DFDL Schema for parsing delimited text message

1.1k views Asked by At

Need small help for DFDL. I need to parse below message as something like XML/tree structure. Elements are not fixed and dynamic. Sometime some other elements will appear.

enter image description here

XML/Tree output expected as something below

<root>
<CLIENT_ID>DESKTOPCLIENT</CLIENT_ID>
<LOCALE>en-US</LOCALE>
<ENCODE/>
</root>
1

There are 1 answers

4
stevedlawrence On

Something like this is a possible solution, tested in Daffodil:

<xs:schema
  xmlns:xs="http://www.w3.org/2001/XMLSchema"
  xmlns:dfdl="http://www.ogf.org/dfdl/dfdl-1.0/">

  <xs:include schemaLocation="org/apache/daffodil/xsd/DFDLGeneralFormat.dfdl.xsd" />

  <xs:annotation>
    <xs:appinfo source="http://www.ogf.org/dfdl/">
      <dfdl:format
        ref="GeneralFormat"
        lengthKind="delimited"
      />
    </xs:appinfo>
  </xs:annotation>

  <xs:element name="root" dfdl:initiator="%ESC;" dfdl:terminator="%SUB;">
    <xs:complexType>
      <xs:sequence dfdl:separator="%CAN;" dfdl:separatorPosition="prefix" dfdl:sequenceKind="unordered">
        <xs:element name="CLIENT_ID" type="xs:string" dfdl:initiator="CLIENT_ID%NAK;" />
        <xs:element name="LOCALED" type="xs:string" dfdl:initiator="LOCALE%NAK;" />
        <xs:element name="ENCODE" type="xs:string" dfdl:initiator="ENCODE%NAK;" />
      </xs:sequence>
    </xs:complexType>
  </xs:element>

</xs:schema>

Note that this assumes fixed names for the individual elements, and that they all exist, though the order does not matter. If you know the fixed names, but they may or may not exist, you can add minOccurs="0" to the elements in the unorderd sequence.

However, DFDL does not allow for dynami element names, so if you don't know the names, you need a slightly different schema. Instead, you need to describe the data as an unbouned number of name/value pairs, where the name and value are separated by %NAK;, for example:

  <xs:element name="root" dfdl:initiator="%ESC;" dfdl:terminator="%SUB;">
    <xs:complexType>
      <xs:sequence dfdl:separator="%CAN;" dfdl:separatorPosition="prefix">
        <xs:element name="element" maxOccurs="unbounded">
          <xs:complexType>
            <xs:sequence dfdl:separator="%NAK;" dfdl:separatorPosition="infix">
              <xs:element name="name" type="xs:string" />
              <xs:element name="value" type="xs:string" />
            </xs:sequence>
          </xs:complexType>
        </xs:element>
      </xs:sequence>
    </xs:complexType>
  </xs:element>

This results in an infoset that looks something like this:

<root>
  <element>
    <name>CLIENT_ID</name>
    <value>DESKTOPCLIENT</value>
  </element>
  <element>
    <name>LOCALE</name>
    <value>en-US</value>
  </element>
  <element>
    <name>ENCODE</name>
    <value></value>
  </element>
</root>

If you need the XML tags to match the name fields like in your question, you would then need to transform the infoset.

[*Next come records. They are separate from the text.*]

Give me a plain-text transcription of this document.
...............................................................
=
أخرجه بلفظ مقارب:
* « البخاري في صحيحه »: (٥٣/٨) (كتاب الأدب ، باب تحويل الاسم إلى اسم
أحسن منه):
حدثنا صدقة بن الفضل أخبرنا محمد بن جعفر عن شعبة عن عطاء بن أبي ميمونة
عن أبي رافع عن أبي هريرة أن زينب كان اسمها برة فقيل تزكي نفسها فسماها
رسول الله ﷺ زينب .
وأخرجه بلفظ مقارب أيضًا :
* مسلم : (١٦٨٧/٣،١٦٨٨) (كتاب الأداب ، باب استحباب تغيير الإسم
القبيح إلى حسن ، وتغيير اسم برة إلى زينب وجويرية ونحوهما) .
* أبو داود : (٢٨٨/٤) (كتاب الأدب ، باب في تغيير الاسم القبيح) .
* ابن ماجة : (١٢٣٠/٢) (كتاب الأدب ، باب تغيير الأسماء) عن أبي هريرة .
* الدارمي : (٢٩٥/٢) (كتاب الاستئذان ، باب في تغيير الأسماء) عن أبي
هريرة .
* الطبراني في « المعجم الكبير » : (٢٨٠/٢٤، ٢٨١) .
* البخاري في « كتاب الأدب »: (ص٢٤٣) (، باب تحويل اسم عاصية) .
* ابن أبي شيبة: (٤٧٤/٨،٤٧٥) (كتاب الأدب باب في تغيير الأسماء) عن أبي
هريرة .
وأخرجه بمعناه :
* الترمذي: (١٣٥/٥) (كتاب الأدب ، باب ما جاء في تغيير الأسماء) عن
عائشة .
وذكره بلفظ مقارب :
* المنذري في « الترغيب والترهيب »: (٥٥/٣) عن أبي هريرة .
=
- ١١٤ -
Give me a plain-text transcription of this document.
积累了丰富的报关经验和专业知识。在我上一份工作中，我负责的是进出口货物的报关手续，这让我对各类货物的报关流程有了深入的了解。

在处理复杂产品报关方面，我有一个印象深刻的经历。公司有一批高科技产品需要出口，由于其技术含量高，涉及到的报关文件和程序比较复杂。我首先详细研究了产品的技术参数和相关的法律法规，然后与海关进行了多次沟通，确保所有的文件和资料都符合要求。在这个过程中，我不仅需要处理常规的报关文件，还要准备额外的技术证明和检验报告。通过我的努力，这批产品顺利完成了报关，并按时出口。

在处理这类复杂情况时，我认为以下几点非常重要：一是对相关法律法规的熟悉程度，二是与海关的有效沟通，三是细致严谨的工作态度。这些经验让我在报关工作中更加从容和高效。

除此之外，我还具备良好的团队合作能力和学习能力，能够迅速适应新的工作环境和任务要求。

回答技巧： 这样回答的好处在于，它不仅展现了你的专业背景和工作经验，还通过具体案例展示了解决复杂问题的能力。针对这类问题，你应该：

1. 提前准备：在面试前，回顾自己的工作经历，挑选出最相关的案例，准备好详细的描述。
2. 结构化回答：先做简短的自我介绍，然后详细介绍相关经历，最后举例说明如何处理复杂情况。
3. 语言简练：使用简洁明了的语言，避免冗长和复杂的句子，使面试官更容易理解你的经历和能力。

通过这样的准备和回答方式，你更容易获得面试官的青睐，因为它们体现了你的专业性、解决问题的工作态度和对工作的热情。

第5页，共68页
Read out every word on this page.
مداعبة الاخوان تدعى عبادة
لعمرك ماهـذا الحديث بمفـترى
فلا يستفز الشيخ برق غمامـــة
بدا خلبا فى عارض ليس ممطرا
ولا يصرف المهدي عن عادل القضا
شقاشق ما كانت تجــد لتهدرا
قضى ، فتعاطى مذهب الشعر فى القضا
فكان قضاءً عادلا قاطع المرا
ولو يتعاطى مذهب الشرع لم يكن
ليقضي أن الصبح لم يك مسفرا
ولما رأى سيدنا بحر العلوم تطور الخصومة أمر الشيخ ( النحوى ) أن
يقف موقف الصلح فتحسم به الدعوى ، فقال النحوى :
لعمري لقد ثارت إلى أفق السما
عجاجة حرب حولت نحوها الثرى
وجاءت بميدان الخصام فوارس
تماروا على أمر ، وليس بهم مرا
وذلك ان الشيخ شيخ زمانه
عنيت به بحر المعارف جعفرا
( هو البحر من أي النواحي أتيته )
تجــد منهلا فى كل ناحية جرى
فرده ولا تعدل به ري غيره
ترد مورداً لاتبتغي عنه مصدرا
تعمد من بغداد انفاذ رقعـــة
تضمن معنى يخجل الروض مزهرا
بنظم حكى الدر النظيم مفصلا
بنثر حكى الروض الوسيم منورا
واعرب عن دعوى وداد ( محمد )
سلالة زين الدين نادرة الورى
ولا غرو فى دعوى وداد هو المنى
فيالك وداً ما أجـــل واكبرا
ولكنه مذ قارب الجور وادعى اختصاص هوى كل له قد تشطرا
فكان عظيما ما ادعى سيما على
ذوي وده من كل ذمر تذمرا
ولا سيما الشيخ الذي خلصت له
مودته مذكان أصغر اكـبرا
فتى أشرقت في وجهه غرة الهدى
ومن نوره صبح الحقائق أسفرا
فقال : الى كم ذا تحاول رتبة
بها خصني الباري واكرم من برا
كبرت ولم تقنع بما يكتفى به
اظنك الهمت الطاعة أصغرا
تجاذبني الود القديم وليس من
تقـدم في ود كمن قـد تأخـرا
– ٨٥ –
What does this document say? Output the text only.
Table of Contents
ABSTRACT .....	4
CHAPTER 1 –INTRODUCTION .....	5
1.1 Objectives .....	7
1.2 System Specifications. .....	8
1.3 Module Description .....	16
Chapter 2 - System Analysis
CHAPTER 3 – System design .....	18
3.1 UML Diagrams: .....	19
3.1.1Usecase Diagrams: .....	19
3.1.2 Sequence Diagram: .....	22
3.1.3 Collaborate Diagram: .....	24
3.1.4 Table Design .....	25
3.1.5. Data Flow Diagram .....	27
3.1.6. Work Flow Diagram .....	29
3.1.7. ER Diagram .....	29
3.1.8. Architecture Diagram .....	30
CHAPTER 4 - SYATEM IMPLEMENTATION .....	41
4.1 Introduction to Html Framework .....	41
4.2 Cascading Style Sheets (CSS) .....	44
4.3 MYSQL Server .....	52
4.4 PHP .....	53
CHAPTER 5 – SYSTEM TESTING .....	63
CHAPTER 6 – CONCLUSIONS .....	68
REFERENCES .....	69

XSLT can do this kind of transformation without much trouble.

Edit: There seems to be an issue where IBM DFDL does not like the above solution. I'm not sure why, but it works with Apache Daffodil. Something about value being the empty string causes an issue. After some trial and error, I've found that IBM DFDL (and Apache Daffodil too) are okay with it if you specify that empty value elements should be treated as nil. So changing the value element to this works:

<xs:element name="value" type="xs:string" nillable="true"
  dfdl:nilKind="literalValue" dfdl:nilValue="%ES;"
  dfdl:useNilForDefault="no"/>

In that case, the infoset ends up with something like this:

<element>
  <name>ENCODE</name>
  <value xsi:nil="true"></value>
</element>

Edit2: The nillable properties are required because otherwise IBM DFDL treats an empty string value as absent rather than having an empty value. Being absent results in the error. Newer versions of the DFDL spec add a new property, emptyElementParsePolicy, which lets you control whether or not empty strings are treated as absent or are just treated as an empty string. Daffodil implements this property as an extensions, but defaults to the treat as empty behavior. IBM DFDL has the treat as absent behavior. Daffodil has a similar behavior to IBM DFDL when setting this property to treat as absent.